Gepubliceerd op: Geplaatst in de volgende categorieën: door De Redactie

Een andere vrouw van 29 is de Saoedische Loujain al-Hathloul. Ze deed een studie Frans in Canada en ontwikkelde zich in haar eigen land als vrouwenrechtenactivist. In 2014 probeerde ze zichzelf te filmen terwijl ze in een auto van de Verenigde Arabische Emiraten naar Saoedi-Arabië reed. Dat mocht toen nog niet, want vrouwen mogen in Saoedi-Arabië pas sinds juni dit jaar een auto besturen. Al-Hathloul werd al verschillende keren gearresteerd en gevangen gezet. Inmiddels zit ze alweer sinds mei achter de tralies, zonder toegang tot een advocaat.

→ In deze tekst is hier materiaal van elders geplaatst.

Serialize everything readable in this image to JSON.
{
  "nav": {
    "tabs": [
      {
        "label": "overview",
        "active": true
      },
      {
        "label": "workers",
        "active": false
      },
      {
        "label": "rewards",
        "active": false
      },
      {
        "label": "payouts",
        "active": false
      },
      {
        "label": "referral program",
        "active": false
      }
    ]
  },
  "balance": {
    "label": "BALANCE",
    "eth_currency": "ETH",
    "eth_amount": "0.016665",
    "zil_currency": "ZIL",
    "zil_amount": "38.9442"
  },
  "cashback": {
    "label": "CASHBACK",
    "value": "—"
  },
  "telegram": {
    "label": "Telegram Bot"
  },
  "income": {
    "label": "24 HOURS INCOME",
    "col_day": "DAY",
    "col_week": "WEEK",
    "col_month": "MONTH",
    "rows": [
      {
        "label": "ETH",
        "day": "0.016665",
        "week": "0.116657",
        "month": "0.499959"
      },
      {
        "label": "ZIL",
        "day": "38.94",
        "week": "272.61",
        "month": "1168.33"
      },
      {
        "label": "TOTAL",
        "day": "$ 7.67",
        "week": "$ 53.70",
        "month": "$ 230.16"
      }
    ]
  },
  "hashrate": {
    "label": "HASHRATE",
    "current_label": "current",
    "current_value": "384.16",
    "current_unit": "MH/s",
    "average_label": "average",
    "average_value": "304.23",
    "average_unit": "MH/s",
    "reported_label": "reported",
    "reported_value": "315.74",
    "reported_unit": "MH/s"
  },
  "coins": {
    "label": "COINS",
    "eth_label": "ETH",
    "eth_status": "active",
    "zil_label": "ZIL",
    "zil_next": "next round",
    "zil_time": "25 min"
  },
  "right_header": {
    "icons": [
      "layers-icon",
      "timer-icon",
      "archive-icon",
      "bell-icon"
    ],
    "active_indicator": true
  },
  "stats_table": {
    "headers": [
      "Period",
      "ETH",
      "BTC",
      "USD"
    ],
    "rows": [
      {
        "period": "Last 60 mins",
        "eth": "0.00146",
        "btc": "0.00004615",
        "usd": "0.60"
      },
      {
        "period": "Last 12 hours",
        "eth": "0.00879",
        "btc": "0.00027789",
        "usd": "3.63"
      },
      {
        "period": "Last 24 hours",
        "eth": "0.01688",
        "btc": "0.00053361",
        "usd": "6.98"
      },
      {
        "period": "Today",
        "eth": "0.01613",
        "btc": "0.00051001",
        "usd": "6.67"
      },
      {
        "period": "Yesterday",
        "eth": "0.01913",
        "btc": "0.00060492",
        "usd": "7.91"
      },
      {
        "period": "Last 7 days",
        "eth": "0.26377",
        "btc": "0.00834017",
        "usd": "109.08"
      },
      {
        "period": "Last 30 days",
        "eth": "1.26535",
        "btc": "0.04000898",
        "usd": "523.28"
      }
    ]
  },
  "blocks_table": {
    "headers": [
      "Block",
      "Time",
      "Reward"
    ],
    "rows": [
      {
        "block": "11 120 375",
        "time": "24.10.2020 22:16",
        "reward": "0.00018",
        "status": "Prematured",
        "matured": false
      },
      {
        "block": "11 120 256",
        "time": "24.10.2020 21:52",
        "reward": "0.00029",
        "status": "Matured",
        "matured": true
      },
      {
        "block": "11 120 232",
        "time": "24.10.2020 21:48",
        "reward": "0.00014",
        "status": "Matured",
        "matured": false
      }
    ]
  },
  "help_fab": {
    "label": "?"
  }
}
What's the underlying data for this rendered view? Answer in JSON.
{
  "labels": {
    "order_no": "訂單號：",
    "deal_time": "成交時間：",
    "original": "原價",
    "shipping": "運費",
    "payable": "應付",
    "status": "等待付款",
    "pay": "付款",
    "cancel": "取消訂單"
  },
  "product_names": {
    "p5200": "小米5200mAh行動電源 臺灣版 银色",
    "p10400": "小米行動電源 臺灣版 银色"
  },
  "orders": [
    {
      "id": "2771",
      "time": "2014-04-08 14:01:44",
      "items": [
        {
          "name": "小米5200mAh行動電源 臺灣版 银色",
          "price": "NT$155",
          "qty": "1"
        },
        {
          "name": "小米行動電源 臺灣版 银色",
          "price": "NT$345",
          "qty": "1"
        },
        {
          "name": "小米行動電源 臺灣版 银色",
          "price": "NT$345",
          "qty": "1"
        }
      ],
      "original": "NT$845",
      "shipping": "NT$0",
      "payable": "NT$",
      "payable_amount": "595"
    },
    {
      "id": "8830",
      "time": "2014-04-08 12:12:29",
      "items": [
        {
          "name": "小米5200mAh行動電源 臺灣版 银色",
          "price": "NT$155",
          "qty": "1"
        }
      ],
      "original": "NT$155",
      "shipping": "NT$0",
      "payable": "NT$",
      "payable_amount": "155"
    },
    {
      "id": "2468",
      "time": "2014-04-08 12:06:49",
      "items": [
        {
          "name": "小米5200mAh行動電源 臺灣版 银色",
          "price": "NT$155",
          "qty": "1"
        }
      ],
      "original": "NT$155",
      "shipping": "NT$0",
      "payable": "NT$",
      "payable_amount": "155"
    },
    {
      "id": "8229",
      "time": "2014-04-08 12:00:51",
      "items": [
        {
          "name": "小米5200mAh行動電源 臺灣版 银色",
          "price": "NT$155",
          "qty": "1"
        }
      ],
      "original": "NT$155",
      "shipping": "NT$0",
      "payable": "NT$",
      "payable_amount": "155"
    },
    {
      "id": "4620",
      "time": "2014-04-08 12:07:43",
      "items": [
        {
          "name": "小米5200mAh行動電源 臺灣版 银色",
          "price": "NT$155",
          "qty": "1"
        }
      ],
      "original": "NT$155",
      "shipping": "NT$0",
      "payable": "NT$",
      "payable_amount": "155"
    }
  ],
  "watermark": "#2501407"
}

Al-Hathloul strijdt met gevaar voor eigen leven tegen vrouwenonderdrukking. Net als Zineb el Rhazoui, de Marokkaanse activiste en journaliste voor Charlie Hebdo, die aan de aanslag ontsnapte en sindsdien de best bewaakte vrouw van Frankrijk is. Rhazoui is omstreden, omdat ze het islamisme (de politieke islam) een totalitarisme noemt en kritisch is op links Frankrijk wanneer het in haar ogen te laf is. Afgelopen november zei Rhazoui: “De collaborateurs van het islamistische fascisme zijn talrijk in Frankrijk.”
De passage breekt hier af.